Author/Creator ORCID

Date

2012-12-17

Department

Program

Citation of Original Publication

Rights

This item is likely protected under Title 17 of the U.S. Copyright Law. Unless on a Creative Commons license, for uses protected by Copyright Law, contact the copyright holder or the author.

Abstract

While traditional performance benchmarks for high-performance computers measure the speed of arithmetic operations, memory access time is a more useful performance gauge for many large problems today. The Graph 500 benchmark has been developed to measure a computer’s performance in memory retrieval. The Graph 500 implementation considers large, randomly generated graphs, which may be spread across many nodes on a distributed memory cluster. The benchmark conducts breadth-first searches on these graphs, and measures performance in billions of traversed edges per second (GTEPS).
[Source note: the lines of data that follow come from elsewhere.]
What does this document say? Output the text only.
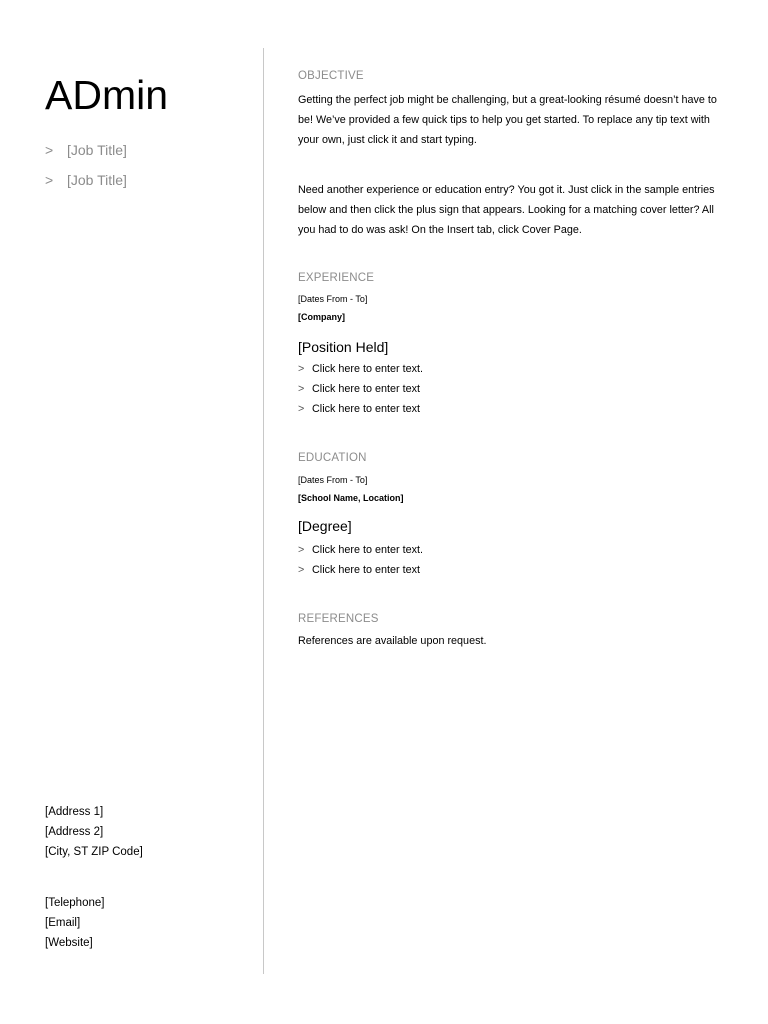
ADmin
> [Job Title]
> [Job Title]
[Address 1]
[Address 2]
[City, ST ZIP Code]
[Telephone]
[Email]
[Website]
OBJECTIVE
Getting the perfect job might be challenging, but a great-looking résumé doesn’t have to be! We’ve provided a few quick tips to help you get started. To replace any tip text with your own, just click it and start typing.
Need another experience or education entry? You got it. Just click in the sample entries below and then click the plus sign that appears. Looking for a matching cover letter? All you had to do was ask! On the Insert tab, click Cover Page.
EXPERIENCE
[Dates From - To]
[Company]
[Position Held]
> Click here to enter text.
> Click here to enter text
> Click here to enter text
EDUCATION
[Dates From - To]
[School Name, Location]
[Degree]
> Click here to enter text.
> Click here to enter text
REFERENCES
References are available upon request.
We present our experience implementing and running the Graph 500 benchmark on the medium-size distributed-memory cluster tara in the UMBC High Performance Computing Facility (www.umbc.edu/hpcf). The cluster tara has 82 compute nodes, each with two quad-core Intel Nehalem X5550 CPUs and 24 GB of memory, connected by a high-performance quad-data rate InfiniBand interconnect. Results are explained in detail in terms of the machine architecture, which demonstrates that the Graph 500 benchmark indeed provides a measure of memory access as the chief bottleneck for many applications. Our best run to date was of scale 31 using 64 nodes and achieved a GTEPS rate that placed tara at rank 98 on the November 2012 Graph 500 list.